Second, removing the object produces the following results at t = t_end (top legacy fenics, bottom fenicsx):

Even in this case I still don’t see the expected jet flow, even if it reaches the same velocity values at the inlet, which makes me assume that the inflow boundary condition is working correctly.

Thirdly, thanks for pointing this out, I now took it out of the loop but the solution did not change.

Finally, here’s the solution after the first time step, t = 0.01 (top legacy fenics, bottom fenicsx):

The streamlines seem to be more similar, even if we have some differences in the velocity magnitude.

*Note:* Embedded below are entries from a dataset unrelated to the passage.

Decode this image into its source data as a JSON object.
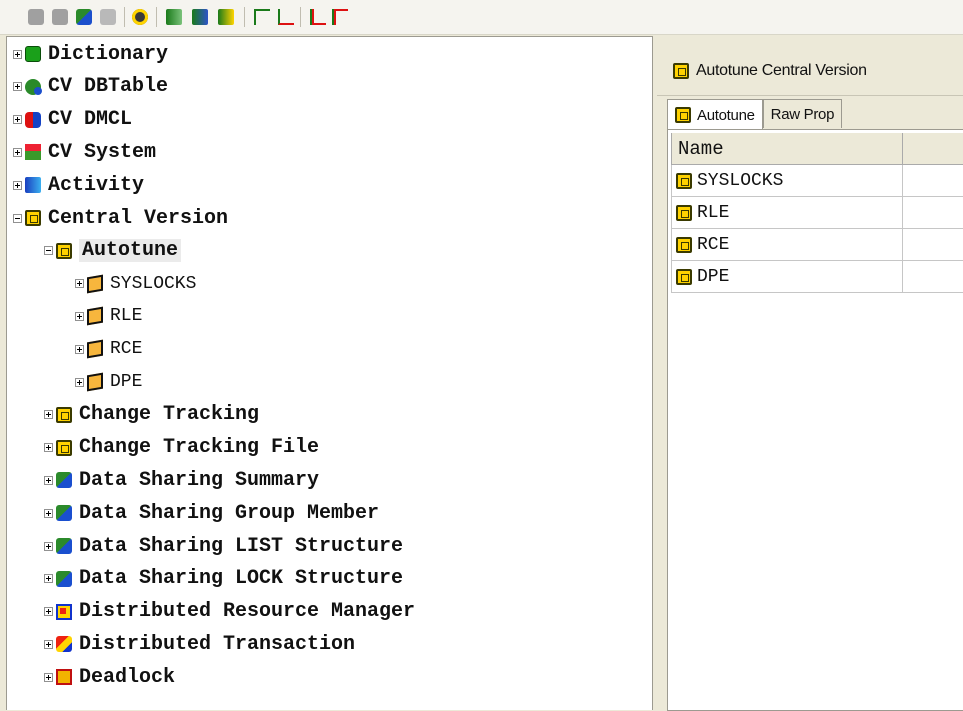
{
  "toolbar": {
    "buttons": [
      "disabled-button",
      "disabled-button",
      "connect-icon",
      "disconnect-icon",
      "refresh-icon",
      "copy-icon",
      "paste-icon",
      "report-icon",
      "tree-expand-icon",
      "tree-collapse-icon",
      "branch-icon",
      "leaf-icon"
    ]
  },
  "tree": {
    "nodes": [
      {
        "label": "Dictionary",
        "level": 0,
        "state": "plus",
        "icon": "dictionary-icon"
      },
      {
        "label": "CV DBTable",
        "level": 0,
        "state": "plus",
        "icon": "dbtable-icon"
      },
      {
        "label": "CV DMCL",
        "level": 0,
        "state": "plus",
        "icon": "dmcl-icon"
      },
      {
        "label": "CV System",
        "level": 0,
        "state": "plus",
        "icon": "system-icon"
      },
      {
        "label": "Activity",
        "level": 0,
        "state": "plus",
        "icon": "activity-icon"
      },
      {
        "label": "Central Version",
        "level": 0,
        "state": "minus",
        "icon": "central-version-icon"
      },
      {
        "label": "Autotune",
        "level": 1,
        "state": "minus",
        "icon": "autotune-icon",
        "selected": true
      },
      {
        "label": "SYSLOCKS",
        "level": 2,
        "state": "plus",
        "icon": "cube-icon",
        "plain": true
      },
      {
        "label": "RLE",
        "level": 2,
        "state": "plus",
        "icon": "cube-icon",
        "plain": true
      },
      {
        "label": "RCE",
        "level": 2,
        "state": "plus",
        "icon": "cube-icon",
        "plain": true
      },
      {
        "label": "DPE",
        "level": 2,
        "state": "plus",
        "icon": "cube-icon",
        "plain": true
      },
      {
        "label": "Change Tracking",
        "level": 1,
        "state": "plus",
        "icon": "change-tracking-icon"
      },
      {
        "label": "Change Tracking File",
        "level": 1,
        "state": "plus",
        "icon": "change-tracking-file-icon"
      },
      {
        "label": "Data Sharing Summary",
        "level": 1,
        "state": "plus",
        "icon": "data-sharing-icon"
      },
      {
        "label": "Data Sharing Group Member",
        "level": 1,
        "state": "plus",
        "icon": "data-sharing-icon"
      },
      {
        "label": "Data Sharing LIST Structure",
        "level": 1,
        "state": "plus",
        "icon": "data-sharing-icon"
      },
      {
        "label": "Data Sharing LOCK Structure",
        "level": 1,
        "state": "plus",
        "icon": "data-sharing-icon"
      },
      {
        "label": "Distributed Resource Manager",
        "level": 1,
        "state": "plus",
        "icon": "distributed-resource-icon"
      },
      {
        "label": "Distributed Transaction",
        "level": 1,
        "state": "plus",
        "icon": "distributed-transaction-icon"
      },
      {
        "label": "Deadlock",
        "level": 1,
        "state": "plus",
        "icon": "deadlock-icon"
      }
    ]
  },
  "right_panel": {
    "title": "Autotune  Central Version",
    "tabs": [
      {
        "label": "Autotune",
        "active": true
      },
      {
        "label": "Raw Prop",
        "active": false
      }
    ],
    "grid": {
      "column_header": "Name",
      "rows": [
        "SYSLOCKS",
        "RLE",
        "RCE",
        "DPE"
      ]
    }
  }
}
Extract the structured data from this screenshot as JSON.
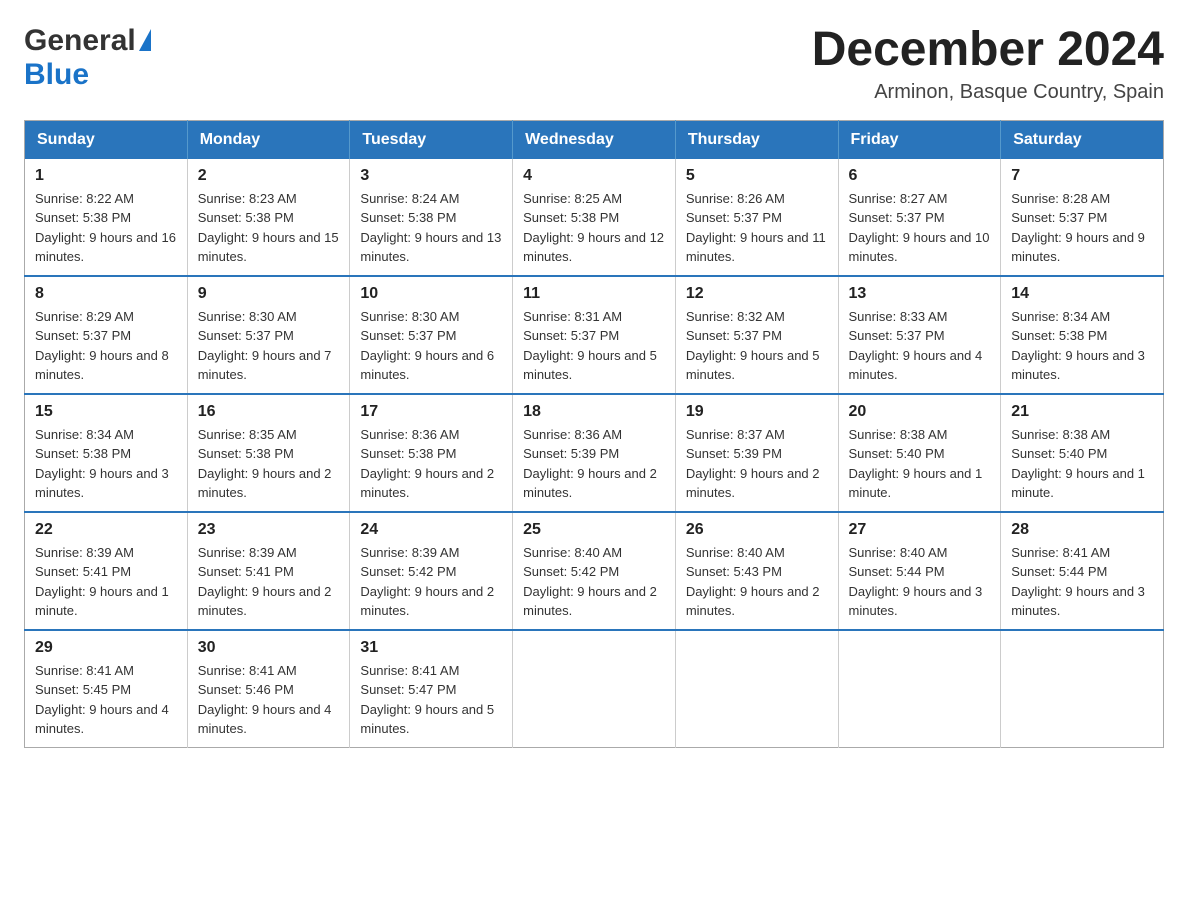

Another hypothesis that comes to my mind is that u_n is not correctly updated at each time iteration, hence the convective behaviour doesn’t show up throughout the loop, but I have no idea how to fix it.
Moreover, u_n comes from the w = ufl.split() that should permit direct access to the components of the mixed function, that’s why it should work.

The line

    w = problem.solve()

defines a new function that is not at all “connected” to the function w defined at the beginning.
The convecting velocity/previous time step function u_n is never updated.

This should work:

V0, subspace_map = W.sub(0).collapse()
u_n = fem.Function(V0)   # convecting/last time step velocity

# def. linear forms etc
# ...

while t < t_end:
   # ...    
   w = problem.solve()
   u_n.x.array[:] = w.x.array[subspace_map]
1 Like

Thank you very much for the explanation, this solved the problem! I was genuinely convinced the two w referred to the same object, that wasn’t the case.